= TeachEngineering =

Online digital library for K-12 engineering curriculum

TeachEngineering logo

TeachEngineering.org is a digital library of more than 1,500 K-12 engineering curricular items such as lessons, hands-on activities and maker challenges. The items feature problem-solving, project-based learning, design and systems thinking, and developing engineering habits of mind.

TeachEngineering's curricular items are aligned to K-12 science, technology, engineering and math (STEM) academic standards such as the Next Generation Science Standards, Common Core Math standards and the International Technology and Engineering Educators Association standards. Curricular items have learning objectives, engineering connections, background information, key terms and definitions, learning assessment suggestions, troubleshooting tips, estimated time/cost, and printable worksheets and handouts. Most curriculum uses common, inexpensive supplies found at grocery and hardware stores.

Most of the items in the TeachEngineering collection were developed at engineering colleges across the U.S., and all were tested in K-12 classrooms and vetted through a peer and quality review process.

==History==
The National Science Foundation (NSF) initially funded the creation of the TeachEngineering library through its National Science Digital Library (NSDL) program. University engineering faculty, graduate students and K-12 teachers from the University of Colorado Boulder, Colorado School of Mines, Duke University and Tufts University who had independently developed K-12 engineering curriculum, bundled their curricular products into a single, standardized and searchable digital library. By 2017, more than 50 institutions had contributed curriculum. Faculty and students at Oregon State University designed and developed the supporting information system. In 2015, the system was re-designed and rebuilt at the University of Colorado Boulder. About 3 million unique users visit the library annually.

==Use Patterns==

TeachEngineering usage closely tracks the US K-12 school seasons. As one can see from the figure above, daily demand follows a strict weekly cycle with usage consistently lowest on Saturdays. Usage starts to increase on Sundays when teachers prepare for classes for the coming week and further increases through Wednesdays. On Thursdays and Fridays demand decreases back toward the Saturday low. On a larger cycle, usage typically increases from the start of the school year (in August) to a peak in late March (around spring break), after which it starts trending down toward the summer vacation. Holidays such as the Fourth of July, and Thanksgiving also clearly stand out in this one-year long trajectory of daily use.

==Motivation==
The initial motivation to create the library was the desire to preserve and widely share the outcomes from NSF's investment in K-12 engineering curriculum development through the creation of a single standardized, searchable and standards-aligned platform.
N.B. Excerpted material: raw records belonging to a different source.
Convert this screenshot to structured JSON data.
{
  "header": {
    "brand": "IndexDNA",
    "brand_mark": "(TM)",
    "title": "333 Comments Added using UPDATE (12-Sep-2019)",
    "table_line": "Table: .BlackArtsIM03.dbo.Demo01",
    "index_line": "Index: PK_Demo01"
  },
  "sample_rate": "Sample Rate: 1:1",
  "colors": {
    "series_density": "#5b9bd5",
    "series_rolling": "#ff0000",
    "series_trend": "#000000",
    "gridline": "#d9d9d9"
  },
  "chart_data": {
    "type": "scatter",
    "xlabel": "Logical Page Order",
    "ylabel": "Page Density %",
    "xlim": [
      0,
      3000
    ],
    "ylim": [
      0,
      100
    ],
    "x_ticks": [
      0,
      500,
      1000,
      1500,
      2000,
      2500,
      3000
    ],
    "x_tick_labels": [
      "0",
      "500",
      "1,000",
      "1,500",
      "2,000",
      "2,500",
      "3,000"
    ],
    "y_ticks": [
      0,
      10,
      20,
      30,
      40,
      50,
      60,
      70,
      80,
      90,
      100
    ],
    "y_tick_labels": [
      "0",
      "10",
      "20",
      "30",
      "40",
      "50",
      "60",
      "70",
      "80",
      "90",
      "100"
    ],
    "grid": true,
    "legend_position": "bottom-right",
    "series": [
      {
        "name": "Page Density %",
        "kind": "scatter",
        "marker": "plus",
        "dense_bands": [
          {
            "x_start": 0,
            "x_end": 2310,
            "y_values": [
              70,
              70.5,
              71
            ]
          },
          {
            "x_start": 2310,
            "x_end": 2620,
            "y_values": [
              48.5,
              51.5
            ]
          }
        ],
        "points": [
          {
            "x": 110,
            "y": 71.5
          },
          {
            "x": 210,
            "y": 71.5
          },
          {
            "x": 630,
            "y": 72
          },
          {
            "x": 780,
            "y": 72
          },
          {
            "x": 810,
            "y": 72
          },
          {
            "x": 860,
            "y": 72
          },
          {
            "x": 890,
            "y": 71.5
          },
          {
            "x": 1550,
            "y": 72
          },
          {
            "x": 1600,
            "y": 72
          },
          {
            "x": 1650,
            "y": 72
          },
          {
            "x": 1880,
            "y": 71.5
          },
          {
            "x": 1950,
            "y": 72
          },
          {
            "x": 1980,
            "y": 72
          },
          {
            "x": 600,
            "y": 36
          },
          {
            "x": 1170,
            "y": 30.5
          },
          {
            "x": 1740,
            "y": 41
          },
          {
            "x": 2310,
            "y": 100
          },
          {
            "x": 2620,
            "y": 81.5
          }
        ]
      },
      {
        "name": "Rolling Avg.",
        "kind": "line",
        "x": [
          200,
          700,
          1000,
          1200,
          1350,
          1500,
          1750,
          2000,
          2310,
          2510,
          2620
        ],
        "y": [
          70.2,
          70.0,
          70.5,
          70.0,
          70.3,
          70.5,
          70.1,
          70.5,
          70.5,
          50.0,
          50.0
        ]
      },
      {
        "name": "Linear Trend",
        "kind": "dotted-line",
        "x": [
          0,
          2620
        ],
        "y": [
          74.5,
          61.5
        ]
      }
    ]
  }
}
Ongoing motivations include:
- To create and maintain a collection of freely available, standards-based engineering curriculum, for the purpose of improving STEM literacy.
- To provide curriculum that uses engineering as the vehicle for early development of engineering habits of mind for all youth.
- To attract more, and more diverse students to the field of engineering.
- To support educators in meeting academic learning standards by aligning curricular materials with K-12 national, international and/or state standards.
- To provide K-12 science and math teachers with science-rich hands-on engineering curriculum at little to no cost.

==Technology==
During 2003–15, TeachEngineering ran on a LAMP stack hosted at Oregon State University's Open Source Lab (OSL). In 2015, the system was reimplemented on a Windows/IIS/RavenDB/C# stack and is currently hosted on Microsoft Azure and maintained by the University of Colorado, Boulder.